Its only use right now is that on some arches we increment jiffies when
we detect lost ticks. This then forces xtime to be updated the
appropriate number of times.
It probably could be killed and the arches can just call do_timer() the
appropriate number of times. That might clean some things up. My TOD
work would also make it unnecessary.
thanks
-john
Oh, I missed this thread...
>>>>> On Fri, 17 Feb 2006 10:46:53 -0800, john stultz <[email protected]> said:
>> In other places there is code that uses (jiffies - wall_jiffies).
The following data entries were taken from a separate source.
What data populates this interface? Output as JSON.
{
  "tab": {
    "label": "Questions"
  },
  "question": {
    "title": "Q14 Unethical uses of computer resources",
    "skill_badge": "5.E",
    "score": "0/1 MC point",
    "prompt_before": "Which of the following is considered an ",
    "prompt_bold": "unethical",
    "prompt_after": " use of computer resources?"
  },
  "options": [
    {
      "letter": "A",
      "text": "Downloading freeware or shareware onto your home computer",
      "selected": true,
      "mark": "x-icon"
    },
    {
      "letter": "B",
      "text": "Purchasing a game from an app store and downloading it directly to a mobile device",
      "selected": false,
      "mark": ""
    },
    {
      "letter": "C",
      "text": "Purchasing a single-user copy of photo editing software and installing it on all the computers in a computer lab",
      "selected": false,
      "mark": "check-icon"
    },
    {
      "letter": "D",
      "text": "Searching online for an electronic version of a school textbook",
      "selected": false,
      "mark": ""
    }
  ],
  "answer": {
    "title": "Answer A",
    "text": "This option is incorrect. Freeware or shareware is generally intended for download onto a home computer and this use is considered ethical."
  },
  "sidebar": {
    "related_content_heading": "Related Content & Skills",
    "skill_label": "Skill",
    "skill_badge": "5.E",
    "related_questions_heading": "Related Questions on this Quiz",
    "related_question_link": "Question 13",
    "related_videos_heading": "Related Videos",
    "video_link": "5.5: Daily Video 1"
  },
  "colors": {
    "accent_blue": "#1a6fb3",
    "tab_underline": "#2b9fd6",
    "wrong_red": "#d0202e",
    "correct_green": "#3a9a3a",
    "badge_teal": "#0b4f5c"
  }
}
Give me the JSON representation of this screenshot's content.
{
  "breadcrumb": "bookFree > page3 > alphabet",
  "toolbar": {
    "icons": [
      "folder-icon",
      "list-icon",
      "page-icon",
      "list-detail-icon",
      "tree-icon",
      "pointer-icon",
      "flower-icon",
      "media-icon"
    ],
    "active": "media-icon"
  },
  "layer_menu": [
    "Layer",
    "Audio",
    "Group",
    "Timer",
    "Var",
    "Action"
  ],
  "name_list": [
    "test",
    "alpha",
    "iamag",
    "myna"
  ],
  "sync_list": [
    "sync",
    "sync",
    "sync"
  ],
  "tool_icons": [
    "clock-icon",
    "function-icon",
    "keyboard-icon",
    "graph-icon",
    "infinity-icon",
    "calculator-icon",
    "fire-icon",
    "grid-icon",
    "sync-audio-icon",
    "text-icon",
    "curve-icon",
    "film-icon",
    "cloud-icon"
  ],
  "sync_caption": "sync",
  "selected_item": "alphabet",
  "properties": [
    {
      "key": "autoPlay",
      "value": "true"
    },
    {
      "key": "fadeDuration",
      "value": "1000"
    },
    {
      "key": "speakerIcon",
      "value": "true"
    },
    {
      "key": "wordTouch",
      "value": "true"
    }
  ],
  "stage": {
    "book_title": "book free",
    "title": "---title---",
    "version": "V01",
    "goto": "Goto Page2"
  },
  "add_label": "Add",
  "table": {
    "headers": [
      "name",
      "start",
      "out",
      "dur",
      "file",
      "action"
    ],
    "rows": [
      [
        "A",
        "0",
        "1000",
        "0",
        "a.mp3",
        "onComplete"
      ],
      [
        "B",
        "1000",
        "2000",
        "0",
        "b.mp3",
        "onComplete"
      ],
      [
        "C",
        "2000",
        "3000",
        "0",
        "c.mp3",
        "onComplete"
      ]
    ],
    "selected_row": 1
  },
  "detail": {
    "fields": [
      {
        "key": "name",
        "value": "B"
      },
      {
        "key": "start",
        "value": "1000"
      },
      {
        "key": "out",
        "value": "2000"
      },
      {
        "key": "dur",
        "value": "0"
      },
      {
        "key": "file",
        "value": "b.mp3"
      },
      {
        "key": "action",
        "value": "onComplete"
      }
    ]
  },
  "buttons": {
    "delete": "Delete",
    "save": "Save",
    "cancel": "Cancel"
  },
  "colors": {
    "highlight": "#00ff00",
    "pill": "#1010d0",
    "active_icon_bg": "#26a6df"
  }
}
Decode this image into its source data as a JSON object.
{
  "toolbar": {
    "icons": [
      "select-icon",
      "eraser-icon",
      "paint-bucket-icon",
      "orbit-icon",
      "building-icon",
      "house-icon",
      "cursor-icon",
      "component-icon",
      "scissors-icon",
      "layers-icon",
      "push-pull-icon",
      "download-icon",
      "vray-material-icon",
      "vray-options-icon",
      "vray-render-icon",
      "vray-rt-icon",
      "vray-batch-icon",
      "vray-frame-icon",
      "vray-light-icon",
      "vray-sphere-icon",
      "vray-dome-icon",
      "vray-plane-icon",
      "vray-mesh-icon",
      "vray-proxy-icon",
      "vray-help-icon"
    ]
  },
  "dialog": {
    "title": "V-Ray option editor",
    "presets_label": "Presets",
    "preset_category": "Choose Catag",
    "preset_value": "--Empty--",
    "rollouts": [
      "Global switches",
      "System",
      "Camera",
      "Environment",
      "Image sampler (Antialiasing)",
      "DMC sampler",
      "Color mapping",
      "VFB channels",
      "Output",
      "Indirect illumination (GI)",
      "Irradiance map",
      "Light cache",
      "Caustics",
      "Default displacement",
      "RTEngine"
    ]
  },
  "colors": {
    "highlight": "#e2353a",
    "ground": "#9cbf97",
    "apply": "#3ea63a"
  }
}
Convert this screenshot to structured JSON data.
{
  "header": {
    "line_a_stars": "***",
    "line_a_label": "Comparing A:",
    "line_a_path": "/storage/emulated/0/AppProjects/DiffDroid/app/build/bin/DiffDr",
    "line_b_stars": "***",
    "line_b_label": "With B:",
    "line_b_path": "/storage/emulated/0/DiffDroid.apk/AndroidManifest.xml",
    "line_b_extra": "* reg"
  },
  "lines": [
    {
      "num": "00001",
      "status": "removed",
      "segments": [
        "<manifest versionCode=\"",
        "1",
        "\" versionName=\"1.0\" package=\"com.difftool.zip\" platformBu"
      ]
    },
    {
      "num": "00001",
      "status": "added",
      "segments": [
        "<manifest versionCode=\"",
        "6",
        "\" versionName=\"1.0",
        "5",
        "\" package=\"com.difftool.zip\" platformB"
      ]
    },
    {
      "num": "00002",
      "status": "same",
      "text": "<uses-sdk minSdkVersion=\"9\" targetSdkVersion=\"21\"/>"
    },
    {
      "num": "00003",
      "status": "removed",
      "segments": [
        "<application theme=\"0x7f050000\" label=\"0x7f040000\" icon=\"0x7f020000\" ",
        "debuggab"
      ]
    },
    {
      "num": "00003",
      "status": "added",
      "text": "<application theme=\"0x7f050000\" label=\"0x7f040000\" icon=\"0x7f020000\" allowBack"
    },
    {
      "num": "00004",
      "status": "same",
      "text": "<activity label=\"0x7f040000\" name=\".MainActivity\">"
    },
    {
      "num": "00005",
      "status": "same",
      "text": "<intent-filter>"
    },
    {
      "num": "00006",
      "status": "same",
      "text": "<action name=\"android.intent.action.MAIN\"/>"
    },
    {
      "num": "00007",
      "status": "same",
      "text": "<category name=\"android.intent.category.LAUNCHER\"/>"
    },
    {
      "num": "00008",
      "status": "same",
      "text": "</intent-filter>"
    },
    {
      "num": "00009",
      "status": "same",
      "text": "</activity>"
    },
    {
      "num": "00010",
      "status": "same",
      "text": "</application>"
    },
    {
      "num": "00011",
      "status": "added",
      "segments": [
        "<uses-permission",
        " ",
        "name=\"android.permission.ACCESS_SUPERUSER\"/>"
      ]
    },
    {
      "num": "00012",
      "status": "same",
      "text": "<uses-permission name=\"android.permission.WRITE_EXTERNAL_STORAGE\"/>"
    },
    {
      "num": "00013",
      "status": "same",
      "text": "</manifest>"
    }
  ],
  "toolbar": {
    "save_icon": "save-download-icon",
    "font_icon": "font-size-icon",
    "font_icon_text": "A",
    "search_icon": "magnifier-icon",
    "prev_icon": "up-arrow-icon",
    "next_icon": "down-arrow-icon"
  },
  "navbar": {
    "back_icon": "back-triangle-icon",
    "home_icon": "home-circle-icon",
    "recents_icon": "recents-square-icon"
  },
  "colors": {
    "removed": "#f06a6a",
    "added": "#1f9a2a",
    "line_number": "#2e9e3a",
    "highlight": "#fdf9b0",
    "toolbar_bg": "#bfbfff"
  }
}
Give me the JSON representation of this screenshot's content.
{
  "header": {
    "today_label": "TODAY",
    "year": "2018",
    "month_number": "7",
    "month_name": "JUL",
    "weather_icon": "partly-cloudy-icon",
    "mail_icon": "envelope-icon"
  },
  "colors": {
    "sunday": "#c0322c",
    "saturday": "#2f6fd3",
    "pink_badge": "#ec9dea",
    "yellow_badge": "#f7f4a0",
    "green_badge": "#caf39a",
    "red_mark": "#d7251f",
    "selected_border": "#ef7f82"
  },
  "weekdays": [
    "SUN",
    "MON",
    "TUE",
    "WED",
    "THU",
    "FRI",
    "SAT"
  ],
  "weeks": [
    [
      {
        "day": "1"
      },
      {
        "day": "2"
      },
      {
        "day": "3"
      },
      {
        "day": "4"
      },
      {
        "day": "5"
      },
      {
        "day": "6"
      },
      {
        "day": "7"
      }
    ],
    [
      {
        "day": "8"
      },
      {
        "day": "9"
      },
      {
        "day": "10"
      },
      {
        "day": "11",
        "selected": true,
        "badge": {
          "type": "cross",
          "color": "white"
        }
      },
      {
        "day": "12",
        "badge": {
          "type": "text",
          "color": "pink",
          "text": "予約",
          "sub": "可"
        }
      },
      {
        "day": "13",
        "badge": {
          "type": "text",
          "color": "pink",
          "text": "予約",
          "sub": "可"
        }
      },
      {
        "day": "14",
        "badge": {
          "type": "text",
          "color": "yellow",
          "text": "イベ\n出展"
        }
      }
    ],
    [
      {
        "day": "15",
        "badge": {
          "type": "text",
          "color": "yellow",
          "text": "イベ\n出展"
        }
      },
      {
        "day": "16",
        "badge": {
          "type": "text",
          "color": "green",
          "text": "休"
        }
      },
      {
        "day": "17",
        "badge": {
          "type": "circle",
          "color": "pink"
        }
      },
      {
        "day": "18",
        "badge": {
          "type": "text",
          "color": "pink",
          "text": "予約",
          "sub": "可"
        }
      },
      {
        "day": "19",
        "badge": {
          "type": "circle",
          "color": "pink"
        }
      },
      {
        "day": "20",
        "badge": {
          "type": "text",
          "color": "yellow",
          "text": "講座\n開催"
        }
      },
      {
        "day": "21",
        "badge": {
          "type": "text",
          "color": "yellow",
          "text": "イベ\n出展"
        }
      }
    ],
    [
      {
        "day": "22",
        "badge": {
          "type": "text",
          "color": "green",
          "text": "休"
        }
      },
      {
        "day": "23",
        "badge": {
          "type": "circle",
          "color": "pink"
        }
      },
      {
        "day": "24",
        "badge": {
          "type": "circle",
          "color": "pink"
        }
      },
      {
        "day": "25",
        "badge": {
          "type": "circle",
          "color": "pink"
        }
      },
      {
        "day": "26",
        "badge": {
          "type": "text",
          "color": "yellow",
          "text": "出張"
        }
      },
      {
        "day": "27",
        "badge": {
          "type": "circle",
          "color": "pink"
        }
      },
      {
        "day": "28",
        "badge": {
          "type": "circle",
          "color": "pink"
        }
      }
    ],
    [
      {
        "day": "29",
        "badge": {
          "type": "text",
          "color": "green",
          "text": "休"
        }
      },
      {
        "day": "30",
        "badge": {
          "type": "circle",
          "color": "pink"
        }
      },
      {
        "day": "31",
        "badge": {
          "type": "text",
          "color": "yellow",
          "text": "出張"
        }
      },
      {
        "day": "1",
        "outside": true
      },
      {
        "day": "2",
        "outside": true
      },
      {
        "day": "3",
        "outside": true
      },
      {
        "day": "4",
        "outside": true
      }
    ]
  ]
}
>> However I can't see any way that jiffies and wall_jiffies could
>> ever be different (except for a few nanoseconds while executing the
>> code above). I also can't see any way that `ticks' could ever be
>> anything other than 1.
>>
>> Is the wall_jiffies stuff just a leftover from days when we used to
>> do timekeeping from a softirq? Or am I missing something
>> fundamental?
john> Its only use right now is that on some arches we increment
john> jiffies when we detect lost ticks. This then forces xtime to be
john> updated the appropriate number of times.
Currently, jiffies and wall_jiffies is _really_ different most of
time. The jiffies is almost always one bigger than wall_jiffies (at
least on i386 and MIPS). Please refer my yesterday's mail (subject:
jiffies_64 vs. jiffies) for the reason.
john> It probably could be killed and the arches can just call
john> do_timer() the appropriate number of times. That might clean
john> some things up. My TOD work would also make it unnecessary.
I just posted a patch to doing this (subject: [PATCH] simplify
update_times ...). I thought only x86_64 is doing such thing, right?
Also, I suppose then we can get rid of wall_jiffies completely.